Academic background
- Education: BS, Mathematics and Computer Science, 1997, Vanderbilt University PhD, Computer Science, 2007, Georgia Institute of Technology
- Thesis: Documenting and understanding everyday activities through the selective archiving of live experiences (2007)

Academic work
- Institutions: Donald Bren School of Information and Computer Sciences
- Main interests: human-computer interaction, ubiquitous computing, assistive and educational technologies, and health informatics
- Website: gillianhayes.com

= Gillian Hayes =

American computer scientist

Gillian Rachael Hayes is an American computer scientist. She is the Robert A. and Barbara L. Kleist Professor in the Donald Bren School of Information and Computer Sciences and Vice Provost for Graduate Education and Dean of the Graduate Division at UC Irvine.

==Early life and education==
Hayes completed her Bachelor of Science degree in Mathematics and Computer Science in 1997 at Vanderbilt University and her PhD in Computer Science from Georgia Institute of Technology.

==Career==
Upon completing her PhD, Hayes joined the faculty at the Donald Bren School of Information and Computer Sciences in 2007. While working as an associate professor of informatics, she was named the inaugural holder of the Robert A. and Barbara L. Kleist Chair in Informatics.
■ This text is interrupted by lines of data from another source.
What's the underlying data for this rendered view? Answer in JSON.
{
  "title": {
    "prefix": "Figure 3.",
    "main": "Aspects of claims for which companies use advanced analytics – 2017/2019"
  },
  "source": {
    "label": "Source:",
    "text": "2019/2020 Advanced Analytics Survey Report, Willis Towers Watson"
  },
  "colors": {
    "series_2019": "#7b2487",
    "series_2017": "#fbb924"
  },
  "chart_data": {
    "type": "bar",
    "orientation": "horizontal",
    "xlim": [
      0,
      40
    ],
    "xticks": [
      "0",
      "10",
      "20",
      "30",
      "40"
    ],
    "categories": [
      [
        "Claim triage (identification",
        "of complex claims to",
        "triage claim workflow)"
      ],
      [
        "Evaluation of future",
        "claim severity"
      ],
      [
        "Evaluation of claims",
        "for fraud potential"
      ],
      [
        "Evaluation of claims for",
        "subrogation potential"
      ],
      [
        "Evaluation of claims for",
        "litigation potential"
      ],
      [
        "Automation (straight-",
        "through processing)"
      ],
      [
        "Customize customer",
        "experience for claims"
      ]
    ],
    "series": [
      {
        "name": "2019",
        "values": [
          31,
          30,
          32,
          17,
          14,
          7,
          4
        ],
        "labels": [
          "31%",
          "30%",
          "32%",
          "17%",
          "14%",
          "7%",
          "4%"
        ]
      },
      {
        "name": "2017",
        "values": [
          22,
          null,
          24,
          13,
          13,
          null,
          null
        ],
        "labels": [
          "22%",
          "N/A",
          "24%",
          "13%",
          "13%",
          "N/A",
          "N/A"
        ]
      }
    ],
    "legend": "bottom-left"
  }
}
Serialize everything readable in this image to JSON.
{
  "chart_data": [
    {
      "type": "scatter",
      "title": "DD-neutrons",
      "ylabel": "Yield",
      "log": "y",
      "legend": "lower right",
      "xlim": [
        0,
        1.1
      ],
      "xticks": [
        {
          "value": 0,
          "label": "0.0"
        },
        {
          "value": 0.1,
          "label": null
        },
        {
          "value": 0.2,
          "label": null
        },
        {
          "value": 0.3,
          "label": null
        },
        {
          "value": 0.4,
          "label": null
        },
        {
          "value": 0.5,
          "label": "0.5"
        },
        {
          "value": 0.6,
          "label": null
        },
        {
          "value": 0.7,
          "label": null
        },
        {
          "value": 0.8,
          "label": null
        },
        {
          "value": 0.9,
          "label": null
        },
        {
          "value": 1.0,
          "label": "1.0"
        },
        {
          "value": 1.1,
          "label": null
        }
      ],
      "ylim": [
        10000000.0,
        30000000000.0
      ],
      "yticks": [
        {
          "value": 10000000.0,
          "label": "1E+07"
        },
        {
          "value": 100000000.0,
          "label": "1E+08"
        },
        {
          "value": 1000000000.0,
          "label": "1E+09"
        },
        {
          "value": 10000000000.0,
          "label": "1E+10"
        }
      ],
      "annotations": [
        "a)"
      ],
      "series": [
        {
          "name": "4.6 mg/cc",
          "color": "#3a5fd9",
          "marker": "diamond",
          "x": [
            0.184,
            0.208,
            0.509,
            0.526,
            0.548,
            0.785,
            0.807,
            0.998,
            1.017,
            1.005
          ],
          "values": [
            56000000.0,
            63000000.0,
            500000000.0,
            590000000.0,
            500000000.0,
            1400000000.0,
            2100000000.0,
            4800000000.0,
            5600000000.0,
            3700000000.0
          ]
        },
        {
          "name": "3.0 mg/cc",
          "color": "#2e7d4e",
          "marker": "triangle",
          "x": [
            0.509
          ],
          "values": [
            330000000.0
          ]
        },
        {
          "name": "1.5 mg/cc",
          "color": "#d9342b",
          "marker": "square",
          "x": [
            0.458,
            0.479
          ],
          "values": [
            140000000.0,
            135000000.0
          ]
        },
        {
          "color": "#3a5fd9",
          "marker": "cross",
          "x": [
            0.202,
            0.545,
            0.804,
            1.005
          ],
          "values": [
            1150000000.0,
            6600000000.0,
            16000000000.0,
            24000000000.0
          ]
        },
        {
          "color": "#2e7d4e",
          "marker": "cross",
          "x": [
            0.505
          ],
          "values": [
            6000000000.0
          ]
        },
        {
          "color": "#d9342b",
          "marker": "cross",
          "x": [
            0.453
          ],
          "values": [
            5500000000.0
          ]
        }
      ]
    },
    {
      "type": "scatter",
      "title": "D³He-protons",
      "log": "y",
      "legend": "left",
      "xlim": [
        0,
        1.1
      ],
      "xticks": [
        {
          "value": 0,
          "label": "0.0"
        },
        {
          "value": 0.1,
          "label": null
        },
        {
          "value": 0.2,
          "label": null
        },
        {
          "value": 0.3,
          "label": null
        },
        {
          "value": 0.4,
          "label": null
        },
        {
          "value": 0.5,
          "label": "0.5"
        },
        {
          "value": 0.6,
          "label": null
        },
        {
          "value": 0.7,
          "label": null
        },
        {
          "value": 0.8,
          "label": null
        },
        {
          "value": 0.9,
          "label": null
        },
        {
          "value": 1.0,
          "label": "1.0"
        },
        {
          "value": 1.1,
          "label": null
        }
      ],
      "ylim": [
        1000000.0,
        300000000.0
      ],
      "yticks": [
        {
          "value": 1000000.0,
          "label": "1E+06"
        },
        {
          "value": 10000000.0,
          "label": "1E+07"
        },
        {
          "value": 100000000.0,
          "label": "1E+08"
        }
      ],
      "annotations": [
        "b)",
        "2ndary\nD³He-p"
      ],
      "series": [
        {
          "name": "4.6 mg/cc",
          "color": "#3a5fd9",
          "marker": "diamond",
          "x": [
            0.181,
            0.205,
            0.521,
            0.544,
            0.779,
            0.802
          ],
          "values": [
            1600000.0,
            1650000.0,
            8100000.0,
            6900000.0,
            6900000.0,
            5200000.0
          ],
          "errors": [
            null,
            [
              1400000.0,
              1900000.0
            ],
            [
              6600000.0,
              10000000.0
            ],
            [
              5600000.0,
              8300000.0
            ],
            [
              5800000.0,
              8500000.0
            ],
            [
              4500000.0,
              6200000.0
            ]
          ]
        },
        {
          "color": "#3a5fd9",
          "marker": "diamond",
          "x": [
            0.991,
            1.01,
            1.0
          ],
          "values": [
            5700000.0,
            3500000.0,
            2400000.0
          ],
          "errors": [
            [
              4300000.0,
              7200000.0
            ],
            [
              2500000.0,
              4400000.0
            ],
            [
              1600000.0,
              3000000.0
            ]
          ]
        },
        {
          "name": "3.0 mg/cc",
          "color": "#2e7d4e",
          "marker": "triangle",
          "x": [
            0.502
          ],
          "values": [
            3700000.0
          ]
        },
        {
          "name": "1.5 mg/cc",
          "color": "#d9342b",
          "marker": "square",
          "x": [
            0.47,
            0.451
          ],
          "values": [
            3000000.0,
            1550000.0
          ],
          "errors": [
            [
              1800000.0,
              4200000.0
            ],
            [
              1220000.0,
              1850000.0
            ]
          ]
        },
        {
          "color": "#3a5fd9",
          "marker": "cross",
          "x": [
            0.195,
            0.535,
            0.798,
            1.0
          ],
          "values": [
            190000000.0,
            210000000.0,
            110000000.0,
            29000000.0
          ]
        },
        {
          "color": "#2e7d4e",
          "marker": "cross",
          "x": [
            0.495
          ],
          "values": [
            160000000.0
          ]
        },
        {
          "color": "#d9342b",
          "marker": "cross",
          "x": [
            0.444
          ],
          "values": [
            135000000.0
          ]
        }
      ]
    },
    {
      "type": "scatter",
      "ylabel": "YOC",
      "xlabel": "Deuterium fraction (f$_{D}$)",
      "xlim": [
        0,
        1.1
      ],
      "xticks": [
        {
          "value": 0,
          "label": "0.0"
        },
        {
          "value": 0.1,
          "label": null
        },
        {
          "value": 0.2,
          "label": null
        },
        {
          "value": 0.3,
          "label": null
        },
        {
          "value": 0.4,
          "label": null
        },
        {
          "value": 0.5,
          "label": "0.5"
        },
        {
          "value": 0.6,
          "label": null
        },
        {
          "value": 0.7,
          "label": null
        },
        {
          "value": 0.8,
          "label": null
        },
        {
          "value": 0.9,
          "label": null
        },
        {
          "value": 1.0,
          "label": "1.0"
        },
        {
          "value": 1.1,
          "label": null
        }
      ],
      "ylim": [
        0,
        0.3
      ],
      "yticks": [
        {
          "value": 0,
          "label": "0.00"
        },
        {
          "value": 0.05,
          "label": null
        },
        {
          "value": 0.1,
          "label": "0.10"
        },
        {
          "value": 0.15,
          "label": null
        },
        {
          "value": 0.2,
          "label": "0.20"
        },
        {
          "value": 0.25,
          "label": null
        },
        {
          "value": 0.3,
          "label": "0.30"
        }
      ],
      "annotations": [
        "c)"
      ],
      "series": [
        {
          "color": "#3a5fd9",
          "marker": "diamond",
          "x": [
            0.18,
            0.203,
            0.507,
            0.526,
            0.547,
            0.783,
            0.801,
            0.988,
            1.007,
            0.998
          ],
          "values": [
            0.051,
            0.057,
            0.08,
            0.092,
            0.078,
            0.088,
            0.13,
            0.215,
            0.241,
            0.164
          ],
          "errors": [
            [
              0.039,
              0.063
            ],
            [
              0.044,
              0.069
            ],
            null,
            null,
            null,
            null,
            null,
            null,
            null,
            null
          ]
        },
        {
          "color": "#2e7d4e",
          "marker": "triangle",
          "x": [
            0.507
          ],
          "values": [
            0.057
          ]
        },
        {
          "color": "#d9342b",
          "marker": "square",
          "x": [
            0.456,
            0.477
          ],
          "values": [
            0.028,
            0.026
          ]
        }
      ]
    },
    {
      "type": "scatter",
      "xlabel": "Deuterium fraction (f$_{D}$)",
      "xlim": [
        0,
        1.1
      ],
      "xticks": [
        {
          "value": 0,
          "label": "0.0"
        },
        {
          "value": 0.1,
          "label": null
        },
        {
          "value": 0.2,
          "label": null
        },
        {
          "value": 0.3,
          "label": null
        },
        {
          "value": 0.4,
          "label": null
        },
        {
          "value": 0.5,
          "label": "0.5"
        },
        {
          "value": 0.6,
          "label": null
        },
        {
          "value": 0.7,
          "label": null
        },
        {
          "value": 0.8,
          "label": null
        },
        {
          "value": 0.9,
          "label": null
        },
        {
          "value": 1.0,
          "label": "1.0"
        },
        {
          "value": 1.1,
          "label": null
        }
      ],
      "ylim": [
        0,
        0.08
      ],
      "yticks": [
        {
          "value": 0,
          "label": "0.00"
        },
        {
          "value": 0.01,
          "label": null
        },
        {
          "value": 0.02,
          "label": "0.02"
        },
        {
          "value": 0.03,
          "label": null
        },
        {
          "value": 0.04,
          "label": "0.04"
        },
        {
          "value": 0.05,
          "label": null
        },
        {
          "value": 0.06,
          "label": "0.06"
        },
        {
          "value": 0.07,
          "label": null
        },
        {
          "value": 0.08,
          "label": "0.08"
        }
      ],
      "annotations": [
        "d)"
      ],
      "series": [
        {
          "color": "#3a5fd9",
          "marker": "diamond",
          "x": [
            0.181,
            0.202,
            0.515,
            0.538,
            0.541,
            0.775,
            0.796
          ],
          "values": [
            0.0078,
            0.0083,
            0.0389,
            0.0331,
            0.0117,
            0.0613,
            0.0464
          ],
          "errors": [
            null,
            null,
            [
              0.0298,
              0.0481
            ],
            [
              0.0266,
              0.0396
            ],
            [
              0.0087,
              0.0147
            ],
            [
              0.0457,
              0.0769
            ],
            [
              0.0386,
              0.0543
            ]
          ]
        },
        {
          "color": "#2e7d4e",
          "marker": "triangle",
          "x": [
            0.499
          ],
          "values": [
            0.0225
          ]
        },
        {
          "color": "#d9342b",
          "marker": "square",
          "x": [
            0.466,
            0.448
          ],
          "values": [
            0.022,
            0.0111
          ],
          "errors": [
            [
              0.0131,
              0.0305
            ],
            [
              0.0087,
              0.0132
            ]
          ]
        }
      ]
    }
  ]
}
In this role, she received one of three Advanced Research Fellowships awarded by The Jacobs Foundation to develop a framework for designing technologies for and with youth, as well as establish a structure for measuring the outcomes of these technological designs. Upon returning to teaching, she was a finalist for the 2017 Community Engaged Scholar Award.

Hayes was named the third Vice Provost for Graduate Education and Dean of the Graduate Division on September 1, 2019, replacing Frances Leslie. In the same year, she was the recipient of the Social Impact Award as someone who "promotes the application of human-computer interaction research to pressing social needs." During the COVID-19 pandemic, Hayes and colleague Sharad Mehrotra were named ACM Distinguished Members for their outstanding scientific contributions that "propel the digital age."